Neutra tailor-fit his house designs to his clients. Nearly all the furniture I've made is tailor-fit to my clients. This is a solid good. The home designed for an average person is designed for something that does not exist and has no soul, The only motive is a profit of some kind.
An idea: let's stick with this same process, of tailoring a building to the people who will use it, but try and eliminate the ego -- perhaps to ask the architect to work the way the builder does. The builder just gets the job done, so to speak, doing what the clients want, but also advising the clients on the various options. The best builders also are good advisers, and can talk to what has worked, and what hasn't. This is to prioritize the genius of experience over that of vision or ego.
The design rationale of such buildings would begin with client needs, and explore the paths of least resistance to meet those needs.
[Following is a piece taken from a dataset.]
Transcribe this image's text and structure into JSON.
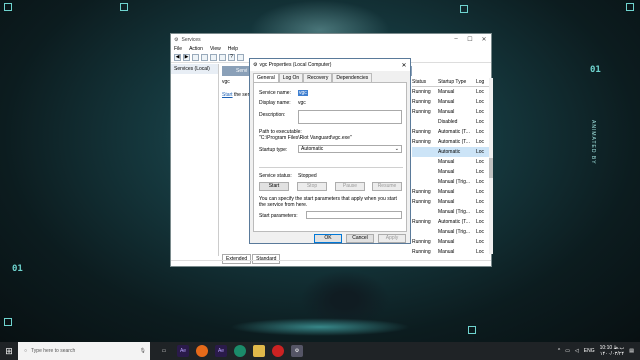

Shed all other distractions, assumptions, and past practices that produced homes that feel right (because they're so common), but not good (because they were not built for the people who use them, but for ego glorification, investor profit, or other goals). No two would look alike, no defining name could be attached to these tailor-fit buildings, except in terms of the process by which they were created. These buildings might not profit the people involved as much as standardized designs do today, but we might begin to see a uptick in our quality of life.
Us average folk might not be able to put into words what details of a housing project apartment makes us feel sad, or unsafe, or what the improvement should be, but the experience of others could help us find it.